Use of heprin always bothered me with our central line, luckily our hospital uses a much lower dose than many do and staff a trained to properly discard the heprin on every access. Yet sometimes anesthetist would just push the heprin in and it always made me super uneasy.

It looks like somehow this product allows you to eliminate use of heprin and use much smaller flushes. needle-less access to the line makes it lots safer and significantly less fluid is stuck inside the connector.

Does anyone use these connectors? Is this something I should mention to my hospital?

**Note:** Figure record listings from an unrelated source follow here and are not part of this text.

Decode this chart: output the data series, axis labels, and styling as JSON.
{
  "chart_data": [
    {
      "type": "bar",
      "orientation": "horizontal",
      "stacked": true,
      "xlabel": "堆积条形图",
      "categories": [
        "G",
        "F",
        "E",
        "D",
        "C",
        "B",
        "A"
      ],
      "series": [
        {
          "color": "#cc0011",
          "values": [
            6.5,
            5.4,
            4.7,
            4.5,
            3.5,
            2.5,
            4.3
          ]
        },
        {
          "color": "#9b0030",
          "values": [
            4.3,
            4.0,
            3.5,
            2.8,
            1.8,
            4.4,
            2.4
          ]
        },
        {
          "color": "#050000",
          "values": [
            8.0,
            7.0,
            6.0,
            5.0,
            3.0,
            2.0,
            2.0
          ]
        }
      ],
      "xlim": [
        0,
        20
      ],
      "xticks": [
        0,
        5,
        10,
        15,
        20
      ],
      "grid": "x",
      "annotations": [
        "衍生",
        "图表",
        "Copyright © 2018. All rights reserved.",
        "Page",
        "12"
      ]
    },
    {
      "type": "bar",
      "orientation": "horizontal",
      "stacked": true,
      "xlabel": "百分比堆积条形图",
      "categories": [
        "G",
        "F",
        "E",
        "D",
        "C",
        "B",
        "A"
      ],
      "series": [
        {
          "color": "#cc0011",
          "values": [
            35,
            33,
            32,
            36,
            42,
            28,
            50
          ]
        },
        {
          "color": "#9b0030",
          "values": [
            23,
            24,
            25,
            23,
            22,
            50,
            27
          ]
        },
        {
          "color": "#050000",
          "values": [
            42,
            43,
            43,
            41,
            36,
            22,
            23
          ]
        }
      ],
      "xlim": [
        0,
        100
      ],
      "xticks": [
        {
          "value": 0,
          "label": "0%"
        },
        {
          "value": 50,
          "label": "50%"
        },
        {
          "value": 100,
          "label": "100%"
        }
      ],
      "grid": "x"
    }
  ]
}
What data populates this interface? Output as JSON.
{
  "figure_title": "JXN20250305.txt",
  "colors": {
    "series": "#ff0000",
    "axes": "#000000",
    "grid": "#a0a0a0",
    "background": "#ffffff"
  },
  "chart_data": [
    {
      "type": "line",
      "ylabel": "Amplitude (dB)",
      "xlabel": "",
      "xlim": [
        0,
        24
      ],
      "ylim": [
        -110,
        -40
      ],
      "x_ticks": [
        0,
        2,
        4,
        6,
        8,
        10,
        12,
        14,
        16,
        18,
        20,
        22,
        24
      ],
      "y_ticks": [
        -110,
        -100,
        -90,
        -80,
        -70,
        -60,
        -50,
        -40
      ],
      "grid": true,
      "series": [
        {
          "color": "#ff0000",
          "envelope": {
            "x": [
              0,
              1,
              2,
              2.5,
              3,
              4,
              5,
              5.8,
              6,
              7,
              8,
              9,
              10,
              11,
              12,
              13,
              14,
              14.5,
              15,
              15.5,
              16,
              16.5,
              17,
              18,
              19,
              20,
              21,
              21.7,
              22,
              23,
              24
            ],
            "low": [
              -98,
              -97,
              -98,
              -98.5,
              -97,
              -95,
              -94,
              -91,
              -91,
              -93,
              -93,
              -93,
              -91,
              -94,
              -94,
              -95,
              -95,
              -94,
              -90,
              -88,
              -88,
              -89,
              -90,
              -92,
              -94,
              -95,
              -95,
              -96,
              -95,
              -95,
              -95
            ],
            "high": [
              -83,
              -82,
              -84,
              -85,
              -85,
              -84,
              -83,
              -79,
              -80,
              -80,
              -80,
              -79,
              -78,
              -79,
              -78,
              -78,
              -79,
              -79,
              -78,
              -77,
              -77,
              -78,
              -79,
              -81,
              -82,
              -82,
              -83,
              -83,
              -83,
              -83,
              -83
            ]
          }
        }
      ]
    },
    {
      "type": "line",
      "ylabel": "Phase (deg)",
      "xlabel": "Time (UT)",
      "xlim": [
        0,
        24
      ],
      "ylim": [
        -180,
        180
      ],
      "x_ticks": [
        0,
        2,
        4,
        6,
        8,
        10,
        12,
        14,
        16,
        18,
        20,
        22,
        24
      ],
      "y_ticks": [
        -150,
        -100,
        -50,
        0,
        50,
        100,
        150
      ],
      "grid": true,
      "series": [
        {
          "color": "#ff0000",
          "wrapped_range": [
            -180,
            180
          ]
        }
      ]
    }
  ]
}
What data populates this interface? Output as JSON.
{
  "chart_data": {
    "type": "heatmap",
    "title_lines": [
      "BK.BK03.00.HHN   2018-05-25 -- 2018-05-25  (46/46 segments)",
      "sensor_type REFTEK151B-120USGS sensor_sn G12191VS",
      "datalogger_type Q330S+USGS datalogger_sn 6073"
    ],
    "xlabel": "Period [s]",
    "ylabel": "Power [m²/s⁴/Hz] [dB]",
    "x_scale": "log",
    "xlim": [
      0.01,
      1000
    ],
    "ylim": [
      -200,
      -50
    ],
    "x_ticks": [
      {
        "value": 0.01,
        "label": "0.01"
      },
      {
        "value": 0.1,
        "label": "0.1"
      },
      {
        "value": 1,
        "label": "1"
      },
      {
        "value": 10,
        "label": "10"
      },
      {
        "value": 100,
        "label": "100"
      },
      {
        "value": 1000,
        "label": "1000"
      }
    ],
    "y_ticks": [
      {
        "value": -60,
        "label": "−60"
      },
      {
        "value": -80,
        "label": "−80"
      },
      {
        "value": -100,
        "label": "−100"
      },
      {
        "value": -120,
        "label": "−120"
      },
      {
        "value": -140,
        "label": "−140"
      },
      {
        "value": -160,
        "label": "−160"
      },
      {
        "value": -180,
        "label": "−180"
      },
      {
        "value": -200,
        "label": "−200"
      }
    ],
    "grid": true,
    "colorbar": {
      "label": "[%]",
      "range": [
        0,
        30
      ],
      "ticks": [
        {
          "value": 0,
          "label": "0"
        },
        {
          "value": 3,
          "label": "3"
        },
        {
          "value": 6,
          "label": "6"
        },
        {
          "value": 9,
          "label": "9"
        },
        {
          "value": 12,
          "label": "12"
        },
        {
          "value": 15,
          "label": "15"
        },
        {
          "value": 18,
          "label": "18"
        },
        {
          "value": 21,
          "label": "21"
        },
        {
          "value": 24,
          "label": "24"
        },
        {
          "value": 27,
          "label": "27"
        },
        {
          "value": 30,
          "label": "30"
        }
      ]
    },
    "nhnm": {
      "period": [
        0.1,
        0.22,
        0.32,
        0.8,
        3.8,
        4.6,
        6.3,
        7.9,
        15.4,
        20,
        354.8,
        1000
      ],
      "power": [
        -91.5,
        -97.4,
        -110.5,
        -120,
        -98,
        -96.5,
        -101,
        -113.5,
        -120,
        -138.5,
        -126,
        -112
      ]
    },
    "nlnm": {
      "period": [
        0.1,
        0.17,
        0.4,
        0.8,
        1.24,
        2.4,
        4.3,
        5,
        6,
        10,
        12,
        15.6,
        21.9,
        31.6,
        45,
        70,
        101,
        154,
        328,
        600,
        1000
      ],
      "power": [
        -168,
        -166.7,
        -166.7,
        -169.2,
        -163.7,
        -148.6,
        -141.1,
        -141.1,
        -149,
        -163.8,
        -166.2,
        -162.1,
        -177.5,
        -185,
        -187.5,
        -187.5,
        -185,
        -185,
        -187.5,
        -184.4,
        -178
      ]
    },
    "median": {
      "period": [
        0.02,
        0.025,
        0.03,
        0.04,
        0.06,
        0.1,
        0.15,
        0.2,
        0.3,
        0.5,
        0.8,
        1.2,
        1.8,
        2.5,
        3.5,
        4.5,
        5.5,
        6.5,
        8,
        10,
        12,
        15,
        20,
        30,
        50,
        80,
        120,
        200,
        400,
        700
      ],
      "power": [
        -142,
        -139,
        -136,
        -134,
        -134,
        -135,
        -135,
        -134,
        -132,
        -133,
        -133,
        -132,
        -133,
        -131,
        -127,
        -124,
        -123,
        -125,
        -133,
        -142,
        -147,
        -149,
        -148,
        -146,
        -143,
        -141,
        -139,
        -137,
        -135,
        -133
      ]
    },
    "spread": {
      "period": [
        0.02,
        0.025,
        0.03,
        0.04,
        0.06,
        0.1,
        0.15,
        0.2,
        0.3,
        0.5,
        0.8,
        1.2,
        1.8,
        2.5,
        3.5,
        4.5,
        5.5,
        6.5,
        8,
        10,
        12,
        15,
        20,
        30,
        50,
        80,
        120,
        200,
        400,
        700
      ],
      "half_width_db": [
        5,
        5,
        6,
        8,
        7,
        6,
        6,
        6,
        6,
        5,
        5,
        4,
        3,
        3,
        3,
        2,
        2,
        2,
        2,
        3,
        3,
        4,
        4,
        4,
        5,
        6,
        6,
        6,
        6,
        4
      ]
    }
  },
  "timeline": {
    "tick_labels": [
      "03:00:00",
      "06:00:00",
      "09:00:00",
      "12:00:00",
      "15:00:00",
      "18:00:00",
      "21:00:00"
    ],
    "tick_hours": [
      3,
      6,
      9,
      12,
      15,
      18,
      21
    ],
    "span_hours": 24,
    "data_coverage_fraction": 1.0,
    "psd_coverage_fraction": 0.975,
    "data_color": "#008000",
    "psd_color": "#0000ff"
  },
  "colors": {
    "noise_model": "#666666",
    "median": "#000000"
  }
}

I can’t say for sure if these are the exact connectors that we use, but if not, they are very similar to what our home hospital has used ever since diagnosis (March 2012) and which our current primary hospital began using I believe in 2013.

We have never been allowed to go without a heparin lock, however, unless it was for a relatively short period between appointments on the same day.